With traditional development aid on the decline, more African nations are turning to global capital markets, issuing sovereign bonds to fund public services and infrastructure. But in this increasingly market-driven landscape, agencies like S&P Global, Moody’s, and Fitch wield significant influence over borrowing costs and investor confidence—often without sufficient consideration of local contexts.

“The goal isn’t for every country to receive a top-tier rating,” said one analyst involved in African credit advocacy. “It’s about ensuring that all countries can engage with the credit rating system on fair and informed terms.”

A System Under Scrutiny

The core function of credit rating agencies is to assess a debtor’s ability to repay its loans. However, critics argue that their decisions—particularly in low-income and emerging markets—can be both opaque and punitive. In recent years, threats of downgrades have deterred African nations from participating in global debt relief efforts, such as the G20’s Common Framework, for fear of being slapped with a ‘default’ rating.

This phenomenon, dubbed the “credit rating impasse”, has left a growing number of indebted countries stuck between worsening debt burdens and the risk of being locked out of global markets entirely.

Calls for change are intensifying, and South Africa’s G20 leadership has brought renewed attention to the issue.

Toward African Sovereignty in Ratings

Among the most ambitious reform efforts is the creation of the African Credit Rating Agency, an initiative spearheaded by the African Union. Designed to be regionally owned and funded, the agency aims to provide fairer, more context-sensitive assessments of African economies—offering an alternative to the often externally imposed metrics of the Big Three.

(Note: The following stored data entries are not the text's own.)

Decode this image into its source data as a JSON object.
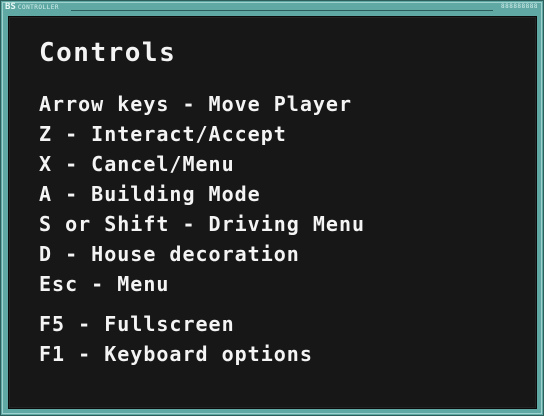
{
  "window": {
    "title_main": "BS",
    "title_small": "CONTROLLER",
    "id_label": "888888888"
  },
  "content": {
    "heading": "Controls",
    "primary_controls": [
      "Arrow keys - Move Player",
      "Z - Interact/Accept",
      "X - Cancel/Menu",
      "A - Building Mode",
      "S or Shift - Driving Menu",
      "D - House decoration",
      "Esc - Menu"
    ],
    "system_controls": [
      "F5 - Fullscreen",
      "F1 - Keyboard options"
    ]
  }
}
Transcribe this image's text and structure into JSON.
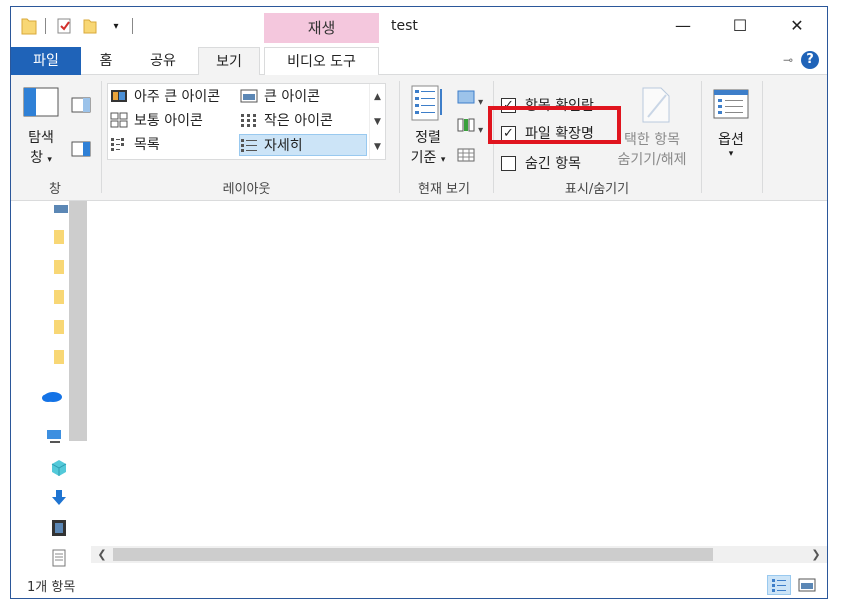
{
  "window": {
    "title": "test",
    "context_tab": "재생",
    "controls": {
      "minimize": "—",
      "maximize": "☐",
      "close": "✕"
    }
  },
  "tabs": [
    {
      "label": "파일"
    },
    {
      "label": "홈"
    },
    {
      "label": "공유"
    },
    {
      "label": "보기"
    },
    {
      "label": "비디오 도구"
    }
  ],
  "ribbon": {
    "pane_group": {
      "label": "창",
      "nav_pane_line1": "탐색",
      "nav_pane_line2": "창"
    },
    "layout_group": {
      "label": "레이아웃",
      "items": [
        {
          "label": "아주 큰 아이콘"
        },
        {
          "label": "큰 아이콘"
        },
        {
          "label": "보통 아이콘"
        },
        {
          "label": "작은 아이콘"
        },
        {
          "label": "목록"
        },
        {
          "label": "자세히"
        }
      ]
    },
    "current_view_group": {
      "label": "현재 보기",
      "sort_line1": "정렬",
      "sort_line2": "기준"
    },
    "show_hide_group": {
      "label": "표시/숨기기",
      "item_checkboxes": "항목 확인란",
      "file_extensions": "파일 확장명",
      "hidden_items": "숨긴 항목",
      "hide_selected_line1": "택한 항목",
      "hide_selected_line2": "숨기기/해제"
    },
    "options": {
      "label": "옵션"
    }
  },
  "status": {
    "item_count": "1개 항목"
  },
  "colors": {
    "accent": "#1f63b8",
    "context_tab": "#f4c7dd",
    "highlight": "#e0141e"
  }
}
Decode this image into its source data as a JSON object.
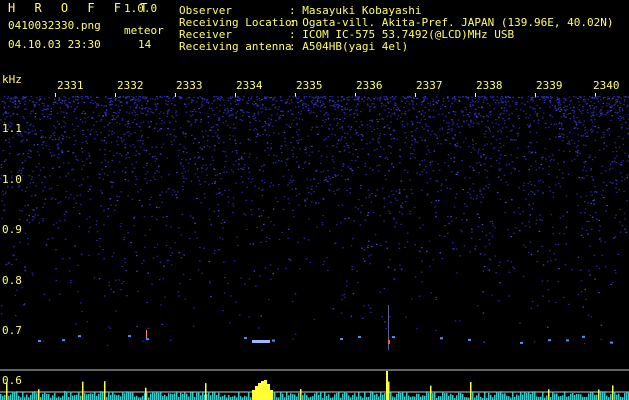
{
  "header": {
    "app_name": "H R O F F T",
    "version": "1.0.0",
    "file_name": "0410032330.png",
    "datetime": "04.10.03 23:30",
    "meteor_label": "meteor",
    "meteor_count": "14"
  },
  "info": {
    "rows": [
      {
        "label": "Observer",
        "value": ": Masayuki Kobayashi"
      },
      {
        "label": "Receiving Location",
        "value": ": Ogata-vill. Akita-Pref. JAPAN (139.96E, 40.02N)"
      },
      {
        "label": "Receiver",
        "value": ": ICOM IC-575 53.7492(@LCD)MHz USB"
      },
      {
        "label": "Receiving antenna",
        "value": ": A504HB(yagi 4el)"
      }
    ]
  },
  "axes": {
    "y_unit": "kHz",
    "time_ticks": [
      "2331",
      "2332",
      "2333",
      "2334",
      "2335",
      "2336",
      "2337",
      "2338",
      "2339",
      "2340"
    ],
    "freq_ticks": [
      "1.1",
      "1.0",
      "0.9",
      "0.8",
      "0.7",
      "0.6"
    ]
  },
  "colors": {
    "text": "#ffff66",
    "background": "#000000",
    "noise": "#2a2aa8",
    "echo": "#5a8cff",
    "spectrum_yellow": "#ffff33",
    "spectrum_cyan": "#33cccc",
    "gridline": "#c8c8c8"
  }
}
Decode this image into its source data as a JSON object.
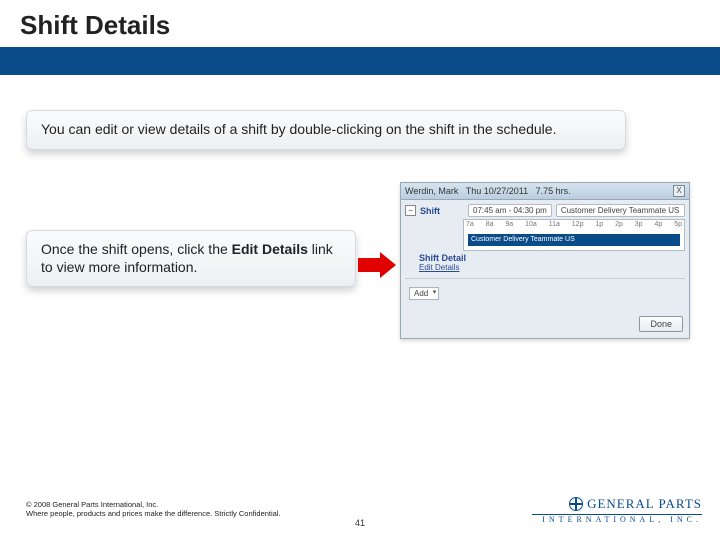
{
  "header": {
    "title": "Shift Details"
  },
  "body": {
    "callout1": "You can edit or view details of a shift by double-clicking on the shift in the schedule.",
    "callout2_pre": "Once the shift opens, click the ",
    "callout2_bold": "Edit Details",
    "callout2_post": " link to view more information."
  },
  "mock": {
    "header_name": "Werdin, Mark",
    "header_date": "Thu 10/27/2011",
    "header_hours": "7.75 hrs.",
    "close": "X",
    "expander": "−",
    "shift_label": "Shift",
    "time_chip": "07:45 am - 04:30 pm",
    "role_chip": "Customer Delivery Teammate US",
    "ticks": [
      "7a",
      "8a",
      "9a",
      "10a",
      "11a",
      "12p",
      "1p",
      "2p",
      "3p",
      "4p",
      "5p"
    ],
    "bar_text": "Customer Delivery Teammate US",
    "detail_label": "Shift Detail",
    "edit_link": "Edit Details",
    "add_label": "Add",
    "done_btn": "Done"
  },
  "footer": {
    "copyright_line1": "© 2008 General Parts International, Inc.",
    "copyright_line2": "Where people, products and prices make the difference. Strictly Confidential.",
    "slide_number": "41",
    "logo_line1": "GENERAL PARTS",
    "logo_line2": "INTERNATIONAL, INC."
  }
}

Though still in its early stages, the agency marks a significant move toward regional financial sovereignty. Yet, observers caution that it faces a steep road ahead: gaining credibility with investors, funding robust analytics, and navigating political pressure when tough assessments are required.

Similar models have emerged elsewhere, including in China, suggesting a broader trend toward regional credit ecosystems.

Filling the Expertise Gap

Another key barrier is technical capacity. Many African countries only began issuing Eurobonds in the late 1990s—decades behind their Global North counterparts. As a result, they often rely on advice from investment banks that underwrite their bonds—guidance that is not always independent.

In response, efforts to build independent credit rating expertise are gaining traction. The African Peer Review Mechanism (APRM), in collaboration with the UN Economic Commission for Africa, is providing hands-on training, advocacy support, and detailed reviews of sovereign credit trends.

The UNDP Africa and AfriCatalyst’s Credit Ratings Initiative has also launched a platform offering neutral, former ratings professionals—dubbed the “Concilium”—to advise governments. Early pilots in East Africa show promise, helping officials better understand rating criteria and strengthen their negotiations with agencies.

From Technical Tools to Global Reform

While these initiatives show immediate impact, experts stress that more systemic change is needed. South Africa has taken a first step with its Cost of Capital Commission, launched under its G20 Presidency to examine how rating methodologies and risk perceptions affect the cost of borrowing for developing countries.

But advocates say Pretoria could go further. A global capacity-building initiative, championed by South Africa and aimed at enhancing sovereign engagement with rating agencies, would not only align with the country’s development priorities but also reposition Africa as a leader in financial reform.

“This isn’t just about better ratings,” said a development economist. “It’s about shifting power—from a reactive debt system to a proactive model of financial sovereignty.”

As the United States prepares to assume the next G20 Presidency, observers say the groundwork laid by South Africa could be critical in building a coalition of the Global South and reform-minded allies seeking a fairer international financial order.